Daniel J. Klaich, the chancellor of the Nevada system of Higher Education apparently agrees. In consultation with a delighted faculty, the chancellor has been sufficiently awed by President Smatresk’s performance to hasten the process of reappointing him to a full contract.

More than anything else, higher education in Nevada requires dedicated and imaginative leadership to convince Nevadans to fund a first-rate research university. The whole higher education system — university and system administrators, the Board of Regents and affiliated organizations — should have been aggressively campaigning for education well before the catastrophe of this recession: constantly airing and politicizing the value of higher education and, crucially, the disparity between UNLV as it exists and UNLV as it should be.
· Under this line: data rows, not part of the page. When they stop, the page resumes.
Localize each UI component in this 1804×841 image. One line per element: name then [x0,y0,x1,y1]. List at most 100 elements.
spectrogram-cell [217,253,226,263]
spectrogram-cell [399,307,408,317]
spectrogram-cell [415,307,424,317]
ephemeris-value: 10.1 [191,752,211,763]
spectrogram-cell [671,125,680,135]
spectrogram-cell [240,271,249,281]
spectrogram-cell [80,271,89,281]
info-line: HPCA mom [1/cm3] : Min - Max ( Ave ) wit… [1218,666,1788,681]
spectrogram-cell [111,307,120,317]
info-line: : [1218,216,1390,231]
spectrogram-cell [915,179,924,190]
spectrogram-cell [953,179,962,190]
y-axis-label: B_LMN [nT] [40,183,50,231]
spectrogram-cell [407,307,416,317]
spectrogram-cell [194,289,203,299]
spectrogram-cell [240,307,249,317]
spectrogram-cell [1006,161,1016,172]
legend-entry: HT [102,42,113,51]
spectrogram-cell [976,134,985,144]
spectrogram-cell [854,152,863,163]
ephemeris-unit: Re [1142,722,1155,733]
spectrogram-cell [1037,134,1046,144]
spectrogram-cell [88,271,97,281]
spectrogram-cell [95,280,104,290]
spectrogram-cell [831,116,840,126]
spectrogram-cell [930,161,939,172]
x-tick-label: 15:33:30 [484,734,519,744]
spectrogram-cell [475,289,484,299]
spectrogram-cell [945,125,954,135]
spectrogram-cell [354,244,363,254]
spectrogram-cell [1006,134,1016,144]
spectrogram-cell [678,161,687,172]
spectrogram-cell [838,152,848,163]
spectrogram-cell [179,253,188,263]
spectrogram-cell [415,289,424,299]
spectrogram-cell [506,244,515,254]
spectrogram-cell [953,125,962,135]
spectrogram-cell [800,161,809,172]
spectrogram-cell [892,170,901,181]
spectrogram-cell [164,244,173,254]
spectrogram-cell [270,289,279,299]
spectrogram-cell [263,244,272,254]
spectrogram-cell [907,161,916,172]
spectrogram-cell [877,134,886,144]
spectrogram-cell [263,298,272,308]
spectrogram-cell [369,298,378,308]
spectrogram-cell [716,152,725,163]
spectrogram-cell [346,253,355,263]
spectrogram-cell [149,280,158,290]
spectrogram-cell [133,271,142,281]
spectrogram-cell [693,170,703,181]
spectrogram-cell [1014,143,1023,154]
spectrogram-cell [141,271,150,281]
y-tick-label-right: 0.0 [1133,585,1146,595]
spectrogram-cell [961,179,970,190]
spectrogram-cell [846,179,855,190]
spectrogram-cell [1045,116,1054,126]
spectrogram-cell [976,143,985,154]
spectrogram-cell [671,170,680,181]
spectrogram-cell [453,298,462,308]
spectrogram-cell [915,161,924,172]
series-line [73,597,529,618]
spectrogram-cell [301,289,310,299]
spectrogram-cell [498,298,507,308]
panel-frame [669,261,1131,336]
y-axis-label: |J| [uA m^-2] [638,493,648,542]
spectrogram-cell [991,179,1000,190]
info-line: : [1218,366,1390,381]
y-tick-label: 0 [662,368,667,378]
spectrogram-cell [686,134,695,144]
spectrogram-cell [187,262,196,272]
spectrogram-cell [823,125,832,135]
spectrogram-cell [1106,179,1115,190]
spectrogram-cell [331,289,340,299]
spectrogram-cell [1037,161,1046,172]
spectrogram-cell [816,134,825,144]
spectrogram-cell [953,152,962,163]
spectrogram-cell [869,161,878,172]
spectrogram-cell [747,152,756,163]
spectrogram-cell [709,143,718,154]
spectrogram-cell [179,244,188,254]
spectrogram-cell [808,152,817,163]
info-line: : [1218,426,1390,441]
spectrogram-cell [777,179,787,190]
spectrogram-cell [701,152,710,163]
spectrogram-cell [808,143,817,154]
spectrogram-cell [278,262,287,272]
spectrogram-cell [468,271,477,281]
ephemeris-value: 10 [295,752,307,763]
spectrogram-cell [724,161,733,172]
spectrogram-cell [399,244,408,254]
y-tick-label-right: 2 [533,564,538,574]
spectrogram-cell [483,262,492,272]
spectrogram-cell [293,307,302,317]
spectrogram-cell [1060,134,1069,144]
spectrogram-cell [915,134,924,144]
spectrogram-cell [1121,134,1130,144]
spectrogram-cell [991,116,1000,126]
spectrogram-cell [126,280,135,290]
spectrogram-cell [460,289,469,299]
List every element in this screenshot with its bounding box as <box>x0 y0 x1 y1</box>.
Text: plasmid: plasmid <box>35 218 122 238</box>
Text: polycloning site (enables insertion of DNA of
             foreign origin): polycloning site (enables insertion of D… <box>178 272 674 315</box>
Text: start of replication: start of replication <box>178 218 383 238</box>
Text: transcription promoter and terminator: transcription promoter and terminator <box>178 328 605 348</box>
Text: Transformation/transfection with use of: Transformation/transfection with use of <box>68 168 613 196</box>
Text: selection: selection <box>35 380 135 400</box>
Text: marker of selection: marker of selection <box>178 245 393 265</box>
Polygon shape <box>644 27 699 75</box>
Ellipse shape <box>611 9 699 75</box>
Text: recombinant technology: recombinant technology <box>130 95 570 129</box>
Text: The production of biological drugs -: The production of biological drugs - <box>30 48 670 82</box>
Public information and political pressure should have been a daily responsibility of the administration amplified by standing organizations of alumni and donors but also by newly created groups of parents, Democrats, Republicans, Libertarians, vegetarians, teenagers, rockers, musicians, entertainers, gray eminences, young eminences, even prostitutes, felons and casino magnates. Rallies, papers, mini-conventions, tours, talks and other tactics that advance the education agenda and that target impediments — irresponsible private and public interests but pointedly the depravity of the state that prefers slot machines to schools.

For the years of the recent recession educational leadership in Nevada has been quiet, polite and acquiescent. UNLV has paid its presidents and provosts generously to have bought knowledge and imagination.Instead the university is enduring an administration whose principal contribution has been a year-long planning exercise dependent on the very faculty that created the university’s problems. The administration’s deeply, deeply sincere town hall meetings with multicolor Power Point presentations demonstrated little more than timidity and a bankrupt imagination.

The state might also consider eliminating the Board of Regents. Perhaps a request for a budget increase of 3 percent might seem to be cutting against the current political grain. But there is no force to the regents’ budget recommendation — no political push, no social push. It is a hollow gesture by an ineffective and lazy group of public officials. The actual need is for an increase closer to 100 percent, along with the political leadership to deliver it.

There is heroism and dignity in the advocacy for public education, even if it fails, but none for self-protective accommodation with cruelty and stupidity. Resignation on principle is an ennobling alternative to shuffling along as an apologetic messenger of budget cuts.

UNLV is in on the front line — but it’s the front line of the erosion of higher education, unfortunately. As the Chronicle of Higher Education laments, "The ideal of American higher education may have entered a death spiral. … That crisis might ultimately harm not only universities, but also democracy itself."

Go Rebels.

William M. Epstein is a professor in social work at UNLV. His latest book is "Democracy without Decency," 2010, Penn State University Press.